Sometimes, making great art has everything to do with finding the right inspiration. Nature has been an enduring source of excitement and wonder for some of history’s most important artists (as seen in Photo1). Perhaps these four places will help you in your own quest.
Hudson River Valley, New York, USA
Thomas Cole took a steamship up the Hudson River in the fall of 1825. After settling in the Catskill Mountains of the Hudson Valley, the English native created some of the most memorable paintings of the American landscape in modern history.
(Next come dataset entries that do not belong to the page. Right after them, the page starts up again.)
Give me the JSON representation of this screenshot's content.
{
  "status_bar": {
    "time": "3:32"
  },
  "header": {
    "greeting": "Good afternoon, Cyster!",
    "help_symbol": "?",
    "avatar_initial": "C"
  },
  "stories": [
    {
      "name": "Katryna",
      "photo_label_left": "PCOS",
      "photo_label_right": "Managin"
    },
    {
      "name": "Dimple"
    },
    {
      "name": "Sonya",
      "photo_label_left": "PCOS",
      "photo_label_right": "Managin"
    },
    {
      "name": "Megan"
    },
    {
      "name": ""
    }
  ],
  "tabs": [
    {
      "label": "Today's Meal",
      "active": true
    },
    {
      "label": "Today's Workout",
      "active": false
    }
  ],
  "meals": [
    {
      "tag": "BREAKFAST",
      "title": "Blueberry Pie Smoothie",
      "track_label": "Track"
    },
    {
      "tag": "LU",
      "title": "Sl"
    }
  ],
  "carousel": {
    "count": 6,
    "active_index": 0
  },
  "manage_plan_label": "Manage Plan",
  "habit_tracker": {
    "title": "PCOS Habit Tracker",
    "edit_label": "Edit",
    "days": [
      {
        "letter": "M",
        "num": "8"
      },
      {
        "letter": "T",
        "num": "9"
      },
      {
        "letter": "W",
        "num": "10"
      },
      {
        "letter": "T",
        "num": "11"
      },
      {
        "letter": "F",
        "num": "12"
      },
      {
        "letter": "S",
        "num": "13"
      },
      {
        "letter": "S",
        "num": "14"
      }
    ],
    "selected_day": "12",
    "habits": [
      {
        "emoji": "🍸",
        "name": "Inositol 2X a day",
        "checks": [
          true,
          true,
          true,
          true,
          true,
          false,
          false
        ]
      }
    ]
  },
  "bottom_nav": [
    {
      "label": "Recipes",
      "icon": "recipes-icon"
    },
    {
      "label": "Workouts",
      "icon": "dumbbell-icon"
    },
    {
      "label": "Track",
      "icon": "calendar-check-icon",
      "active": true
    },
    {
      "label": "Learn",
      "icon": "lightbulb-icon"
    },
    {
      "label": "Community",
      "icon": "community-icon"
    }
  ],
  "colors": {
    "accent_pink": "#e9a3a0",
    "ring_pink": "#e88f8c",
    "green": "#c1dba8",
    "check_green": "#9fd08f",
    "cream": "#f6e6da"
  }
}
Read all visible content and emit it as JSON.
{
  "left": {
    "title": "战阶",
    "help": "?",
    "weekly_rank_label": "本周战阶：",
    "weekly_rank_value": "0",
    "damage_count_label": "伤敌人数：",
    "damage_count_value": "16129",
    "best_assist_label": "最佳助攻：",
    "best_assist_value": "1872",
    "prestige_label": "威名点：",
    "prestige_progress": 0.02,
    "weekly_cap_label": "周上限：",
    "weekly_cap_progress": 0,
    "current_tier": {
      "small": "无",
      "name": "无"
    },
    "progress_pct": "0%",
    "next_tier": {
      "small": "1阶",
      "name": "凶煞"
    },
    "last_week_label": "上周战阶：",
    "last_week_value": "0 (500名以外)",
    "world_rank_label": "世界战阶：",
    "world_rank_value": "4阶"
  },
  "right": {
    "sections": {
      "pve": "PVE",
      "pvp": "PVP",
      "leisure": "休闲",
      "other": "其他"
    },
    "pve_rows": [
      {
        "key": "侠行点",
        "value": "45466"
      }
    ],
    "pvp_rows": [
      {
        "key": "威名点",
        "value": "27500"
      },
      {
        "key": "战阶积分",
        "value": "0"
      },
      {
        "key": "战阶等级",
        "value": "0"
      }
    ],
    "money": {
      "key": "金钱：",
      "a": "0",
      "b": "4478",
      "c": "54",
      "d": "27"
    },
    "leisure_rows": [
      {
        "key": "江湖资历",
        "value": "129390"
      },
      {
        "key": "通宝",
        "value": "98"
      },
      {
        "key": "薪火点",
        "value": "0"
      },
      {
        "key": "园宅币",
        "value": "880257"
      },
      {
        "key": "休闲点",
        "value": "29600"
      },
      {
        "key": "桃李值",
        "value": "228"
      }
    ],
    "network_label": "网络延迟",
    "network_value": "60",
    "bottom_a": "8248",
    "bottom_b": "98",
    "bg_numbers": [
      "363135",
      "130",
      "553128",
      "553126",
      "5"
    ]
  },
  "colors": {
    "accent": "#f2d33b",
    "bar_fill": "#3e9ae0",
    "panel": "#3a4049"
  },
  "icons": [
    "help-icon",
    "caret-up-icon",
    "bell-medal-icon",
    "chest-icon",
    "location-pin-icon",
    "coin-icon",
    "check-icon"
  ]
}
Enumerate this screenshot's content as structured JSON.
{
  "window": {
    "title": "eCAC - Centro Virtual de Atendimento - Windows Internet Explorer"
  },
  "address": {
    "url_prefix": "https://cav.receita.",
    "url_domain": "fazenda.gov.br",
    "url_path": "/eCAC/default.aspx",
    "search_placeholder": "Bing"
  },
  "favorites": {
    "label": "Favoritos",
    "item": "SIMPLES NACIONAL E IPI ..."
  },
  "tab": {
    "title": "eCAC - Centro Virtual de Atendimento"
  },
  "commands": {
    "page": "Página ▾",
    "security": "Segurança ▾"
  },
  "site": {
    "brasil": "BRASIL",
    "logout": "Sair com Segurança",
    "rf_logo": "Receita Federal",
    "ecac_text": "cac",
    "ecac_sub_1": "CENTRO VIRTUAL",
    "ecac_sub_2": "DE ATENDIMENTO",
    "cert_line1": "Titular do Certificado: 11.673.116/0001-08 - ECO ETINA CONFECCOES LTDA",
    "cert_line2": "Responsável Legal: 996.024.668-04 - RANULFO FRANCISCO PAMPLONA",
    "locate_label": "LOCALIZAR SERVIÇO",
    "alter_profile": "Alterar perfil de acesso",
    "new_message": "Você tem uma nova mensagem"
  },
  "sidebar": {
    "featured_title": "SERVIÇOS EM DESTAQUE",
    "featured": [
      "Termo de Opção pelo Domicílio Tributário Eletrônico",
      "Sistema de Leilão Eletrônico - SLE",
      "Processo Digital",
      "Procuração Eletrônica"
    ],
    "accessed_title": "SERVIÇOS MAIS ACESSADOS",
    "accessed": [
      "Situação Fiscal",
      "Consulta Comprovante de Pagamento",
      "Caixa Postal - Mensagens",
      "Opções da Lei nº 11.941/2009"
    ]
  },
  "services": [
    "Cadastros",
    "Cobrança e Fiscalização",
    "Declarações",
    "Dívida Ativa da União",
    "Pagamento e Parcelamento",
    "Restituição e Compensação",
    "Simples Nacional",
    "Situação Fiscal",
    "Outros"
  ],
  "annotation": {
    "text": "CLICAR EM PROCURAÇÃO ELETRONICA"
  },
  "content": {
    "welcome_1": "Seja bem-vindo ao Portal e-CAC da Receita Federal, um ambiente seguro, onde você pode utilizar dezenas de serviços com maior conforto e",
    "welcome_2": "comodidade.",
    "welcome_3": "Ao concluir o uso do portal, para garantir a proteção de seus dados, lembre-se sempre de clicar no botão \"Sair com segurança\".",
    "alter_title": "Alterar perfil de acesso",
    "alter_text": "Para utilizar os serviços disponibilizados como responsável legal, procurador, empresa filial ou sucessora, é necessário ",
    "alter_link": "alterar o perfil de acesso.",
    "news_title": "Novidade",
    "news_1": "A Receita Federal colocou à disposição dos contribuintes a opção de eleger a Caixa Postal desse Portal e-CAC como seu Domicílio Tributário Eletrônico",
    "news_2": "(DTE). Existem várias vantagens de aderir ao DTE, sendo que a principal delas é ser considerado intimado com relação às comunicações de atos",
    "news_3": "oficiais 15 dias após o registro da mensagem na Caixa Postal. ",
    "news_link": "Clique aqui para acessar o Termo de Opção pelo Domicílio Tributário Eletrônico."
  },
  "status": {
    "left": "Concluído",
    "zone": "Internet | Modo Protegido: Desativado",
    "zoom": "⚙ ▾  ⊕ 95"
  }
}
A second generation of Hudson River School painters (as the landscape artists of this period came to be known) included Frederic Church and Albert Bierstadt. The best collection of these works can be viewed at the Wadsworth Atheneum in Hartford, Connecticut.
Montagne Sainte-Victoire, France
Paul Cézanne, the highly influential French post-impressionist painter, found his inspiration in his view of Montagne Sainte-Victoire from his apartment in L’Estaque, a small fishing village near Marseille. He painted many views of the mountain (as seen in Photo 2) from 1880-1883 in a style that would prove to be greatly influential on the later Cubist work of Pablo Picasso. In fact, Picasso was so inspired by Cezanne and Sainte-Victoire that he too moved to the foot of the mountain and installed a studio there between 1959 and 1962 at Château de Vauvenargues.
Barranca de Oblatos, Guadalajara, Mexico
Gerardo Murillo, was a prominent Mexican painter and writer—a contemporary of Diego Rivera, Francisco de la Torre, and Rafael Ponce de Leon—who went by the name “Dr. Atl.” He is best loved for his paintings of Barranca de Oblatos, a 2,000-foot-deep canyon Guadalajara, Mexico, which now has a lookout point bearing the artist’s name. Contemporary artist Mario Garcia Torres revisited Barranca de Oblatos in his 2005 video Carta Abierta a Dr. Atl (“Open Letter to Dr. Atl”), which considered both the history of landscape painting and the tourism for the site that Dr. Atl’s work created.
Marfa, Texas, USA
The work of renowned minimalist sculptor Donald Judd cannot be fully understood apart from its relationship to a small desert town in West Texas. In 1971, Judd moved from New York City to Marfa, set up a small studio, and began to buy up local property. Believing that the short-term exhibition strategies of most art institutions did not adequately allow viewers to experience work, Judd used his new buildings and land in Marfa as a place to put his work and that of his peers on permanent display. Since his death in 2004, the Chinati Foundation and Judd Foundation have maintained his estate, as well as the works of Carl Andre, Dan Flavin, Richard Long, Roni Horn.